The ONCV has also been experimenting with new grapes. The Cabernet Sauvignon, Pinot Noir and Merlot have found their place alongside vineyards of Cinsault, Khalili and other older Algerian strains. Planted in the last five years, the first of these new wines is not yet on the market. But ONCV managers believe quality not quantity is the future and, unusually for employees of Algeria's state companies, they appear eager to get on with a planned privatisation.
At the end of the Muslim holy month of Ramadan the ONCV will face competition from abroad in the limited but still lucrative domestic market as the government relaxes a ban on imported wine in place since 2002.

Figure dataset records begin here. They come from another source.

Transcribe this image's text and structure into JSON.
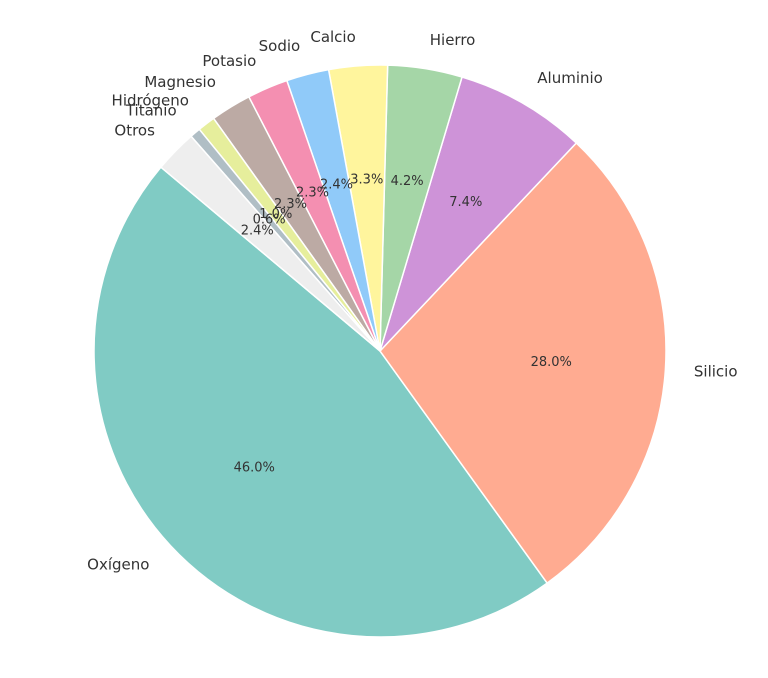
{
  "chart_data": {
    "type": "pie",
    "categories": [
      "Oxígeno",
      "Silicio",
      "Aluminio",
      "Hierro",
      "Calcio",
      "Sodio",
      "Potasio",
      "Magnesio",
      "Hidrógeno",
      "Titanio",
      "Otros"
    ],
    "values": [
      46.0,
      28.0,
      7.4,
      4.2,
      3.3,
      2.4,
      2.3,
      2.3,
      1.0,
      0.6,
      2.4
    ],
    "value_labels": [
      "46.0%",
      "28.0%",
      "7.4%",
      "4.2%",
      "3.3%",
      "2.4%",
      "2.3%",
      "2.3%",
      "1.0%",
      "0.6%",
      "2.4%"
    ],
    "colors": [
      "#80cbc4",
      "#ffab91",
      "#ce93d8",
      "#a5d6a7",
      "#fff59d",
      "#90caf9",
      "#f48fb1",
      "#bcaaa4",
      "#e6ee9c",
      "#b0bec5",
      "#eeeeee"
    ],
    "start_angle": 140
  }
}
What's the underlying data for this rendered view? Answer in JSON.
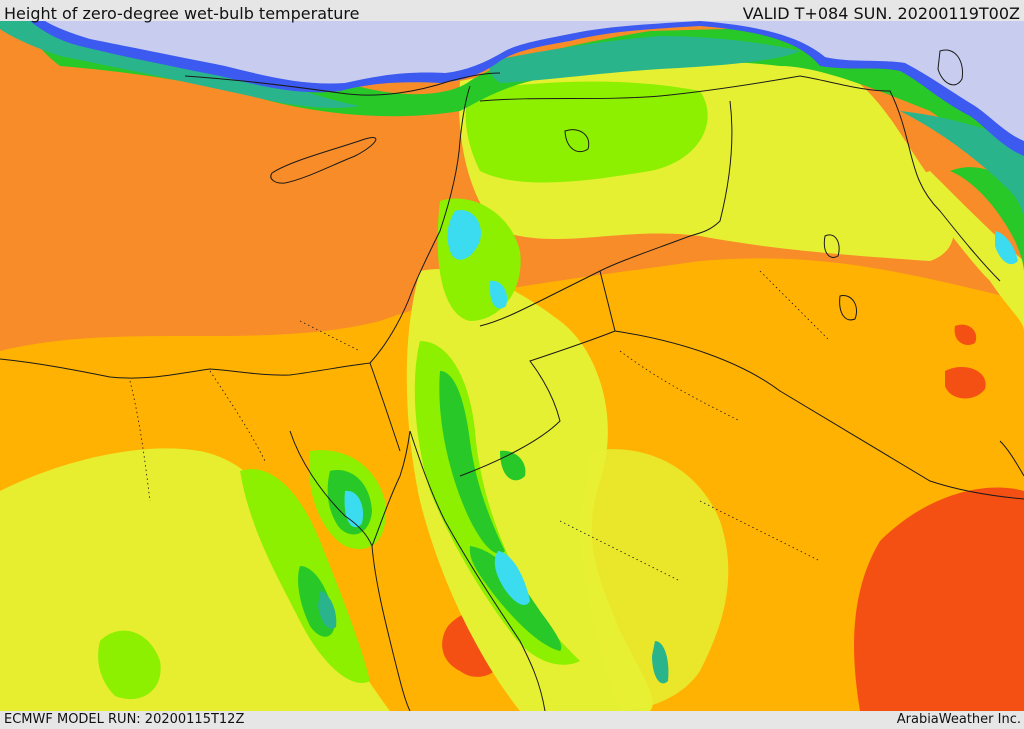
{
  "header": {
    "title": "Height of zero-degree wet-bulb temperature",
    "valid": "VALID T+084 SUN. 20200119T00Z"
  },
  "footer": {
    "model_run": "ECMWF MODEL RUN: 20200115T12Z",
    "credit": "ArabiaWeather Inc."
  },
  "palette": {
    "very_low": "#c8cdf0",
    "low_blue": "#3c5af0",
    "cyan": "#3cdcf0",
    "teal": "#2ab48c",
    "green": "#28c828",
    "lime": "#8cf000",
    "yellow": "#e6f032",
    "amber": "#ffb400",
    "orange": "#f88c28",
    "red_orange": "#f55014",
    "boundary": "#1a1a1a"
  }
}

The ONCV is also facing an end to its distribution monopoly and managers believe partnership with a foreign company that has its own distribution network will help drive Algerian wines back on to world menus. If the formula is right, the ingredients are there. As the French found, Algeria's soil and climate, with harsh winters and hot summers, is ideal for vineyards. Vines, moreover are among the few suitable cultures for semi-arid mountainous areas, already partly stripped of their young populations seeking work in cities.
Medea is an intensely conservative and religious region. The nearest place to buy a bottle of wine is the capital.
But Mohamed Lakhal, mayor of Benchicao, another Medea town with a history of wine production, says that, after a hard decade, farmers are beginning to replant vines. "They don't drink. But after witnessing the collapse of the local economy they are realising again the commercial value of the vineyards."